Section: Application Domains

Spoken dialog systems

A Spoken Dialogue System (SDS) is a system enabling human people to interact with machines through speech. In contrast with command-and-control systems or question-answering systems that react to a single utterances, SDS build a real interaction over time and try to achieve complex tasks (like hotel booking, appointment scheduling etc.) by gathering pieces of information through several turns of dialogue. To do so, besides the required speech and language processing modules (e.g. speech recognition and synthesis, language understanding and generation), there is a need for a dialogue management module that decides what to say in any situation so as to achieve the goal in the most natural and efficient way, recovering from speech processing errors in a seamless manner.

The dialogue management module is thus taking sequences of decisions to achieve a long-term goal in an unknown, noisy and hard to model environment (since it includes human users). For this reason, we work on machine learning techniques such as reinforcement and imitation learning to optimize this specific sequential decision making under uncertainty problem.

In addition to bring novel and efficient solutions to this problem, we are interested in the new challenges brought to our research in machine learning by this type of application. Indeed, having the human in the learning loop typically requires dealing with non-stationarity, data-efficiency, safety as well as cooperation and imitation.

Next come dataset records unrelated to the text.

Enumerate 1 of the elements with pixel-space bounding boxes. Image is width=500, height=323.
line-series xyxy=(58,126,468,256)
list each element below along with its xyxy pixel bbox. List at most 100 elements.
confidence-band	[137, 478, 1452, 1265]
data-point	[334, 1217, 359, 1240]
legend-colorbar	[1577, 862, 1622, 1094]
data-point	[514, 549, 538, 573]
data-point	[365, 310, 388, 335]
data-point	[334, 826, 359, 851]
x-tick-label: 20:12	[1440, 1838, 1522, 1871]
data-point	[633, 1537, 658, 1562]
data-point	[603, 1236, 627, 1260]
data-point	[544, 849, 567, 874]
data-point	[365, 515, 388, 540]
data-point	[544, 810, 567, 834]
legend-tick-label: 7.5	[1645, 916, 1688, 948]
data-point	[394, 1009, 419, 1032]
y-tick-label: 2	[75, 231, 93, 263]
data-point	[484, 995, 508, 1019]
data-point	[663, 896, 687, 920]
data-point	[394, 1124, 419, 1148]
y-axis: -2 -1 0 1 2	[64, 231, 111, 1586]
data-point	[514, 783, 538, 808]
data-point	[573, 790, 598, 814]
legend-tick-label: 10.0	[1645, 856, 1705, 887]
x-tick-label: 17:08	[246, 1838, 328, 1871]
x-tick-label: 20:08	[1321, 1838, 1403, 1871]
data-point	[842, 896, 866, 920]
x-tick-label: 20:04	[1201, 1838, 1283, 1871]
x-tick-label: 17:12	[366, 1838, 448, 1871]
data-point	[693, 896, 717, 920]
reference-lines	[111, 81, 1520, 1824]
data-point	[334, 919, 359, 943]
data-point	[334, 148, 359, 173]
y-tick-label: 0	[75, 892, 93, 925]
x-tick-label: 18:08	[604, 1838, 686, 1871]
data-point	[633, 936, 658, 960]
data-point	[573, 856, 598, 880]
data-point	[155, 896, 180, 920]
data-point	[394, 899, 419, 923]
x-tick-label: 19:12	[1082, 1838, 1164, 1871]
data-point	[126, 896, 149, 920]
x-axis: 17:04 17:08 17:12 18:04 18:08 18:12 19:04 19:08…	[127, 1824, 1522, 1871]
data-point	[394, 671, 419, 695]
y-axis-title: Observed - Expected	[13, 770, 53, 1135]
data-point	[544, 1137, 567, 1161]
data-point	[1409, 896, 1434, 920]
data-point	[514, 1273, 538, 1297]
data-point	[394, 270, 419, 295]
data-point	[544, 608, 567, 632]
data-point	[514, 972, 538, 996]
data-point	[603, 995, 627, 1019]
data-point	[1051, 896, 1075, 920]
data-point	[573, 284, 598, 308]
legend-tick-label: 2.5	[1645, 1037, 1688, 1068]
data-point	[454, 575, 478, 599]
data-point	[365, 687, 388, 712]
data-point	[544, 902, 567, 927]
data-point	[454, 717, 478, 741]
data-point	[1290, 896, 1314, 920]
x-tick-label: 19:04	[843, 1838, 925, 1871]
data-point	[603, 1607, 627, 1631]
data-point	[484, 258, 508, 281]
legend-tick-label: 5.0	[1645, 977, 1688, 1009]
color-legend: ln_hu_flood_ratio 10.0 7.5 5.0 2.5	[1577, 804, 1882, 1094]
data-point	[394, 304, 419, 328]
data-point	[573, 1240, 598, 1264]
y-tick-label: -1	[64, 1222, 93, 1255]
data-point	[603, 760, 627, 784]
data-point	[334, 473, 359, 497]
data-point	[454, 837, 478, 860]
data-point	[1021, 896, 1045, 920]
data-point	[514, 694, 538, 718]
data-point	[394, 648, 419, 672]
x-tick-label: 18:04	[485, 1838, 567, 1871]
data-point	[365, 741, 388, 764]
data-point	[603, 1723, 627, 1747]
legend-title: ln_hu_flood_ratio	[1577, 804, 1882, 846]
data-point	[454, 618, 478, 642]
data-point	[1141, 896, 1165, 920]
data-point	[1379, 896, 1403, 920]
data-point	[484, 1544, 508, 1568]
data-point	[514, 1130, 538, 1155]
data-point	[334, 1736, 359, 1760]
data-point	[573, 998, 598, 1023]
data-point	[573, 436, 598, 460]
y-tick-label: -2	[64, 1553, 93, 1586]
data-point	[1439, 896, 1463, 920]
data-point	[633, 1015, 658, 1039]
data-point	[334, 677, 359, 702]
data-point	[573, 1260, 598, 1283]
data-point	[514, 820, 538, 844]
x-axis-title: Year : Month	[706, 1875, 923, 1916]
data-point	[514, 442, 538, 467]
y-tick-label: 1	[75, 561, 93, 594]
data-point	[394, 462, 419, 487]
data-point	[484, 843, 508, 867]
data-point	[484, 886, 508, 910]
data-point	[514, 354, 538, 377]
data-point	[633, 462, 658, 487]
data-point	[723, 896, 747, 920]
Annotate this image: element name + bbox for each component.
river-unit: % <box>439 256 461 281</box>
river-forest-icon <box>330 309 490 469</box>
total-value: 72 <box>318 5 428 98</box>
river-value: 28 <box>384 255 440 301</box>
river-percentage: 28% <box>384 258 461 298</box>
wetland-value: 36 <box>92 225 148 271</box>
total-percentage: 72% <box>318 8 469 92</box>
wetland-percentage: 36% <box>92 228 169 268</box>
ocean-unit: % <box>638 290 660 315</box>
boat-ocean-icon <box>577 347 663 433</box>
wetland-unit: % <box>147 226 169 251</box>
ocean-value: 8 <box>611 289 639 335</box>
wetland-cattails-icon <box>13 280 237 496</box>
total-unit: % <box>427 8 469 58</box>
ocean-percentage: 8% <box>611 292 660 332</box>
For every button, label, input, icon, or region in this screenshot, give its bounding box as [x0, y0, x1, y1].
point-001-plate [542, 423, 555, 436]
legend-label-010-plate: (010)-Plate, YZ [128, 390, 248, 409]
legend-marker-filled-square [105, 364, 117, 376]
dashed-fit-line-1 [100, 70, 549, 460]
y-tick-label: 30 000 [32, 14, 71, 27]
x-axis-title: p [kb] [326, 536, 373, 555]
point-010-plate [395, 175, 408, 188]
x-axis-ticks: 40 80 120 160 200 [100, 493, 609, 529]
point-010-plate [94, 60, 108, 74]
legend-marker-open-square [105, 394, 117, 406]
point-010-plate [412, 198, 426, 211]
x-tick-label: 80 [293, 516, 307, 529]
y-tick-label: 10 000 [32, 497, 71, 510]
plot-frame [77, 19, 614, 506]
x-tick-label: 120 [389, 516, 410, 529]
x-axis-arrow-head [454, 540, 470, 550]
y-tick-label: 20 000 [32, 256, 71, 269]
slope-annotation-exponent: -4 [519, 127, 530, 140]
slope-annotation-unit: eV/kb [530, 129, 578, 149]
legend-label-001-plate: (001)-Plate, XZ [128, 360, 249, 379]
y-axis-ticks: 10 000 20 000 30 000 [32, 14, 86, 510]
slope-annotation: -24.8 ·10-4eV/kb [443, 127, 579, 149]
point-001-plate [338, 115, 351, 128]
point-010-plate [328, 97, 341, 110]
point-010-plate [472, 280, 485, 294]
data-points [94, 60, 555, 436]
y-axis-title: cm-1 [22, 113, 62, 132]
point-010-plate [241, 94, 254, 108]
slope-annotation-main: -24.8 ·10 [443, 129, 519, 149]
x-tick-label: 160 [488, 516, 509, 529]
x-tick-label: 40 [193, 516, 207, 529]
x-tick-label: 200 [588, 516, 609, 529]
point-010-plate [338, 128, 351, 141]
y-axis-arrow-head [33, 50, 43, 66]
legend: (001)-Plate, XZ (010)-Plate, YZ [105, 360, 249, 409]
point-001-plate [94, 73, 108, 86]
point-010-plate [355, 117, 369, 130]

We collaborate with companies such as Orange Labs on this topic and several projects are ongoing (ANR MaRDi, CHIST-ERA IGLU). We will also be participating to a H2020 project on human robot-interaction starting in 2016 (BabyRobot). We organised a workshop at ICML this year: Machine Learning for Interactive Systems (MLIS). Olivier Pietquin was invited as a panelist at the NIPS Workshop on spoken language understanding and dialogue.